Accounts receivable are classified as loans and receivables and are carried at amortized cost less any impairments. Impairment is determined on a specific basis, whereby each is individually evaluated for impairment indicators. Write-downs of these are expensed in surplus or deficit.

Cash and cash equivalents

Cash equivalents are short-term, highly liquid investments that are readily convertible to known amounts of cash. Cash and cash equivalents are measured at fair value.

Accounts payable

Accounts payable are classified as other financial liabilities.

1.6 Inventories

Inventories are measured at the lower of cost and net realizable value.

The cost of inventories comprises all costs of purchase, costs of conversion and other costs incurred in bringing the inventories to their present location and condition.

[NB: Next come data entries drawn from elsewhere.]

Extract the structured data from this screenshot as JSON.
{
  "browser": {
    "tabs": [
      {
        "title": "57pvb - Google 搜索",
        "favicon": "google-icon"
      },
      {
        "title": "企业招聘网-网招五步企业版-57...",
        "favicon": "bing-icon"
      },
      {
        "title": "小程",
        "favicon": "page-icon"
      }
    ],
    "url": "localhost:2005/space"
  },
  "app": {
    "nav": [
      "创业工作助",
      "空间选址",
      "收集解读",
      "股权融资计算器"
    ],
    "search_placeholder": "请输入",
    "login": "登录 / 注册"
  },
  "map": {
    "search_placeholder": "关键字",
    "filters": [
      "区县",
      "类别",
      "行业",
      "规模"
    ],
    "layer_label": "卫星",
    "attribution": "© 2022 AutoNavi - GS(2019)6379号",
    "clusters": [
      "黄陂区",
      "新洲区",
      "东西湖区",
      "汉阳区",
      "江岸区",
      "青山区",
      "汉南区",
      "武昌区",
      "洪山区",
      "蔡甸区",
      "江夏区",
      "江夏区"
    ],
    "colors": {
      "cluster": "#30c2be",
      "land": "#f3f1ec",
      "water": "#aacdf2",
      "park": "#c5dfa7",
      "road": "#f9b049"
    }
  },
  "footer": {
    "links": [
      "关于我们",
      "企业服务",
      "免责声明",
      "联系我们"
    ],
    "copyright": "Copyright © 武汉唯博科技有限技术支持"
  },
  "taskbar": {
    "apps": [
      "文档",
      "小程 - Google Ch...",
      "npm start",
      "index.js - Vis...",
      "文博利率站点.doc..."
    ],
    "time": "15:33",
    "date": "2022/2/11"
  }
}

Net realizable value is the estimated selling price in the ordinary course of business less the estimated costs of completion and the estimated costs necessary to make the sale.

1.7 Provisions

Provisions are recognized when:

  • The Institute has a present legal or constructive obligation as a result of a past event;

  • It is probable that an outflow of resources embodying economic benefits will be required to settle the obligation; and

  • A reliable estimate can be made of the obligation.

The amount of a provision is the present value of the expenditure expected to be required to settle the obligation.

Where some or all of the expenditure required to settle a provision is expected to be reimbursed by another party, the reimbursement shall be recognized when, and only when, it is virtually certain that reimbursement will be received if the Institute settles the obligation. The reimbursement shall be treated as a separate asset. The amount recognized for the reimbursement shall not exceed the amount of the provision.

Provisions shall not be recognized for future operating losses.

1.8 Revenue

Revenue is recognized to the extent that it is probable that the economic benefits will flow to the Institute and the revenue can be reliably measured.

Interests is recognized, in profit or loss, using the effective interest rate method.

Donations are recognized as and when received.

Revenue is shown exclusive of Value Added Taxation.

Dividends are recognized as revenue when the right to receive payment is established.



12. Reclassification of comparative figures

Certain comparitive figures have been restated.

13. Risk management

Interest rate risk

Deposits and cash resources attract interest at rates that vary with prime. The Institute's policy is to manage interest rate risk so that fluctuations in variable rates do not have a material impact on the net surplus.

Credit risk

Credit risk consists mainly of cash and cash equivalents, accounts payable, accounts receivable, and investment in money markets and listed investments. The Institute deposits cash only with major banks with high quality credit standing, and management has a credit policy in place ensuring exposure to credit risk is monitored on an ongoing basis.

Accounts receivables are presented net of the provision for doubtful debts. There is a higher than normal risk for accounts receivable due to the nature of the receivables and the relatively long credit terms.

The Institute manages liquidity risk by proper management of working capital and cash flows. Facilities are available to fund any potential shortfall in cash resources.